Soft cover. $18.95. Available from Amazon.
Reviewed by Gloria Deutsch
The overworked phrase, Renaissance man, really does apply to Sam Zebba who has passed his 89th birthday.
Film-maker, explorer, educator and above all musician, Sam can look back on an extraordinary life filled with adventure which would account for several lifetimes for a lesser individual. Now he has produced a sort of memoir, “Aspects of my life”, with the subtitle “Selected Images”.
The fact that this is the synopsis of a life rather than a standard autobiography makes it extremely readable. It’s really a series of anecdotes, all from different periods of the author’s life, which introduce us to different dramatis personae. We read of his friendship with Palmach heroine, Bracha Fuld, his embarrassing encounter with Andre Previn and his chance meeting with the sister of King Farouk of Egypt with a marvelous exchange of dialogue which he recalls verbatim.
“Oh Princess,” says Zebba, whose encounter with her took place at a party when he was studying theater at UCLA in the 1950s. ”I spent two years in your ancient country, in the British army during the war.”
“And I have been in your country many times,” replied the princess. “I bought all my fur coats in Tel Aviv.”
Such piquant glimpses into another world pepper the book and make it a delight to read.

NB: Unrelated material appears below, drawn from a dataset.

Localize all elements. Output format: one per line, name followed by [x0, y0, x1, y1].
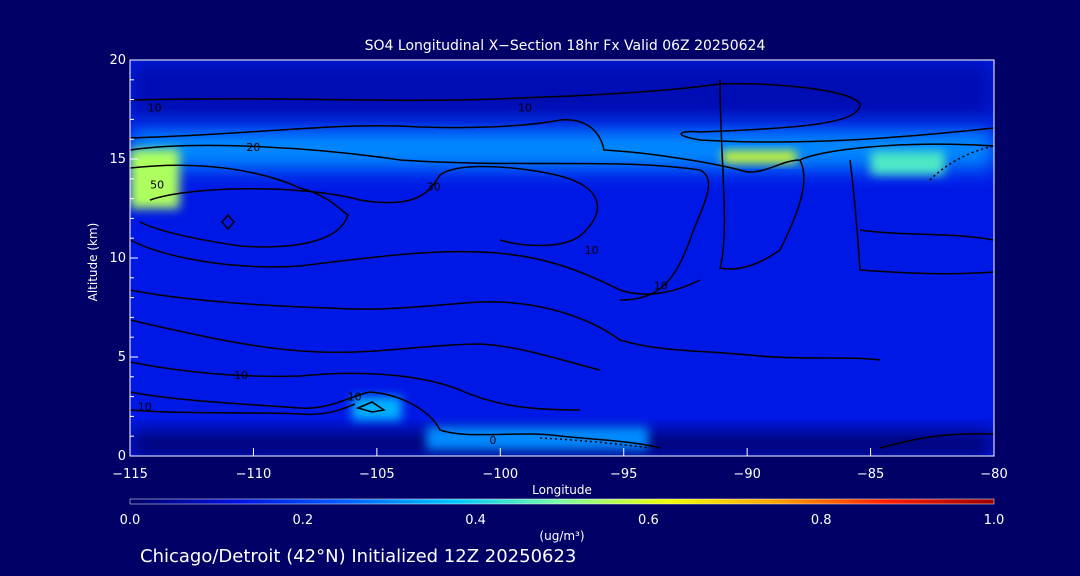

Some of the chapters recounting his adventures have already appeared in ESRAmagazine and other publications but are certainly worth reading again.
In 1950, while studying in the Theater Arts department of UCLA he decided for his MA thesis to make a film in South America bringing to life the story told in the symphonic tone poem “Uirapuru” of Heitor Villa-Lobos. The Indian/Brazilian legend was enacted using primitive stone-age Indians living in the rain forest as actors.
This particular adventure is recorded in fascinating detail and gives some insight into one very unusual episode in his life.
Later he settled down, married Tessa, took up conducting and created the Emeritus Orchestra with retired top musicians from the Israel Philharmonic and Jerusalem Symphony orchestras playing under his baton. He only recently passed his baton to another conductor.
Meeting Sam Zebba one cannot fail to be impressed by the absolute niceness of the man. And in reading his book one is equally impressed by his modesty.
With all his achievements one comes away with the impression of someone who does not have an exalted opinion of himself. A true gentleman in every sense.